(Reuters) – Former Libyan Prime Minister Ali Zeidan sought refuge in Europe on Wednesday after parliament voted him out for failing to stop rebels independently exporting oil in a challenge to Libya’s fragile unity.
The crisis arose when protesters who have seized three eastern ports since August loaded crude onto a North Korean-flagged tanker at Es Sider terminal at the weekend.
The tanker left Es Sider on Tuesday. According to varying accounts by government officials, the navy or air force then fired on the vessel, although it was not clear if this happened in Libyan or international waters.
Government spokesman Habib al-Amin told a news conference in Tripoli that the firing failed to disable the tanker, which proceeded eastwards into Egyptian waters. He said Libya had asked Egypt and other countries to help stop the ship.

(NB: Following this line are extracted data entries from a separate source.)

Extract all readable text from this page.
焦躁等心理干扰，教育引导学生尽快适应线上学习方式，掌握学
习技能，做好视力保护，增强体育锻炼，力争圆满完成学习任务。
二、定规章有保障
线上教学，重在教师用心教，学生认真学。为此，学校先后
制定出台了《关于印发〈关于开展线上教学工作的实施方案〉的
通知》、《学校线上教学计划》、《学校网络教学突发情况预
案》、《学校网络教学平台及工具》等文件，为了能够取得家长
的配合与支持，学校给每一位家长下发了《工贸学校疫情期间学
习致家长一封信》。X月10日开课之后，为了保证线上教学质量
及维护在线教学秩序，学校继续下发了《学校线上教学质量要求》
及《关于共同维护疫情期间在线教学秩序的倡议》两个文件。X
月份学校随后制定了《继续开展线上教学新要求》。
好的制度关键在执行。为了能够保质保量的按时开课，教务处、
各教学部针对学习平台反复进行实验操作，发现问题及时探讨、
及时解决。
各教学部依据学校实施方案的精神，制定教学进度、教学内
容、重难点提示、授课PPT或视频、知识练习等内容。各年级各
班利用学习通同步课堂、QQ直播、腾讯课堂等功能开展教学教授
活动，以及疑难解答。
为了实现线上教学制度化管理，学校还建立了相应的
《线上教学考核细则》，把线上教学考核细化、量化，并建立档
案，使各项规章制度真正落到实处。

There was no independent confirmation of the tanker’s whereabouts, destination or ownership.
The debacle underlines the impotence of the authorities in Tripoli, whose fledgling army and police force are no match for the militias and other armed groups who remain a law unto themselves three years after the fall of Muammar Gaddafi.
After the tanker escaped, an infuriated parliament voted out Zeidan on Tuesday and named Defence Minister Abdallah al-Thinni as acting prime minister for two weeks.
Western powers, who supported the NATO campaign that came to the aid of anti-Gaddafi rebels, fear the OPEC member state could slide into greater instability or even break apart, with rival groups laying claim to power and vast oil reserves.
The protesters controlling ports in the east demand autonomy and a greater share of oil resources for their region, which they say was disadvantaged during Gaddafi’s 42 years in power.
Officials said Libya was close to bankruptcy because of the six-month oil blockade, which cost the North African country an estimate $8 billion in lost revenue in 2013, and set a two-week deadline for talks with rebels to end the port seizures before force was used. Similar threats in the past have proved empty.
“We need an emergency budget for the government to carry out its tasks, and to deal with the country’s serious security challenges,” Thinni told reporters.
After flying out of Libya, Zeidan made a two-hour stopover in Malta before going to “another European country”, Maltese Prime Minister Joseph Muscat told state-owned television TVM.